Mme DURRIEU (France), porte-parole du Groupe socialiste
Merci aux corapporteurs. La tâche n’est pas facile. La Turquie est un grand pays. C’est une grande puissance historique, et le peuple turc est un grand peuple. Nous sommes d’accord, les uns et les autres, pour le rappeler en permanence. La Turquie est effectivement membre fondateur du Conseil de l’Europe, temple des droits de l’homme, de la démocratie et de l’Etat de droit. La situation à laquelle nous sommes confrontés n’est pas facile à analyser.


La dérive autoritaire du Président de la Turquie, l’instauration d’un régime hyperprésidentiel nous inquiètent légitimement. La Turquie d’aujourd’hui, le peuple turc et son président ont rendez-vous avec l’histoire et avec leur histoire, parce qu’au bout du compte, c’est le peuple turc qui décidera de ce qu’il veut.
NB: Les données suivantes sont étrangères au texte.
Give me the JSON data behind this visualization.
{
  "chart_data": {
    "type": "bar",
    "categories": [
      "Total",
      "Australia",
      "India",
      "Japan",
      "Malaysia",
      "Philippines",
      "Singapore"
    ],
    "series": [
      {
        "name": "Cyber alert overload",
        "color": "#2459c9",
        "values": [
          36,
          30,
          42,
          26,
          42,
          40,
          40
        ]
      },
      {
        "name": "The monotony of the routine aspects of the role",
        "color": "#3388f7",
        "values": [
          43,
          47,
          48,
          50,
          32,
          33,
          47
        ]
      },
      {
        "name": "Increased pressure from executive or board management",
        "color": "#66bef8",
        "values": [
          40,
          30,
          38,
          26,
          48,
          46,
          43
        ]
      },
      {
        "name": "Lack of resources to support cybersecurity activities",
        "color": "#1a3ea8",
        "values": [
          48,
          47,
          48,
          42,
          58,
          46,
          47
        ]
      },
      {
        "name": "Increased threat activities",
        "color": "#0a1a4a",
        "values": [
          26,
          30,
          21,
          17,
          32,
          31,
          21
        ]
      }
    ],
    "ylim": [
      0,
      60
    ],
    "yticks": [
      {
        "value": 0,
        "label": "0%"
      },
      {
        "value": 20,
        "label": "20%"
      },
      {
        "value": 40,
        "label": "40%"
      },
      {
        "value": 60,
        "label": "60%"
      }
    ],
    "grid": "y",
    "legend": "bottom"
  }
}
Erdoğan est élu et réélu depuis plus de dix ans. Avec environ 50 % des suffrages, l’AKP est majoritaire, ou quasiment, et Erdoğan est élu. C’est donc la responsabilité du peuple turc qui est engagée. Pourquoi Erdoğan gagne-t-il toujours ? Je crois que la confrontation le sert. Sa brutalité n’est pas contestée. L’armée est liquidée. On ne parle plus du mouvement Gülen. Police et justice sont liquidées. Les journalistes sont touchés – on a cité Erol Önderoglu que j’ai rencontré régulièrement au bureau de Reporters sans frontières – et peut-être maintenant les parlementaires, avec la levée de l’immunité de plus 150 parlementaires, notamment du HDP. C’est une nouvelle atteinte aux droits fondamentaux et au parlementarisme. Quand on touche aux parlementaires, on touche au cœur même du fonctionnement de la démocratie. Pour le moment, il ne s’agit que d’une levée de l’immunité ; nous verrons ce qu’il adviendra ensuite. Ce sera déterminant pour le postsuivi et peut-être la réouverture – que personne ne souhaite – d’une procédure de suivi.

Même avec le problème des Kurdes, sans doute aujourd’hui le problème fondamental de la Turquie, Erdoğan joue gagnant : 90 % de la population, au moins, condamnent les violences du PKK, et nous aussi ! Mais attention, tout de même : Erdoğan pose le problème en prétendant que c’est lui ou le chaos. Vous avez un rôle essentiel, vous les Turcs, à jouer. Nous vous souhaitons beaucoup de courage, et nous vous faisons toujours confiance.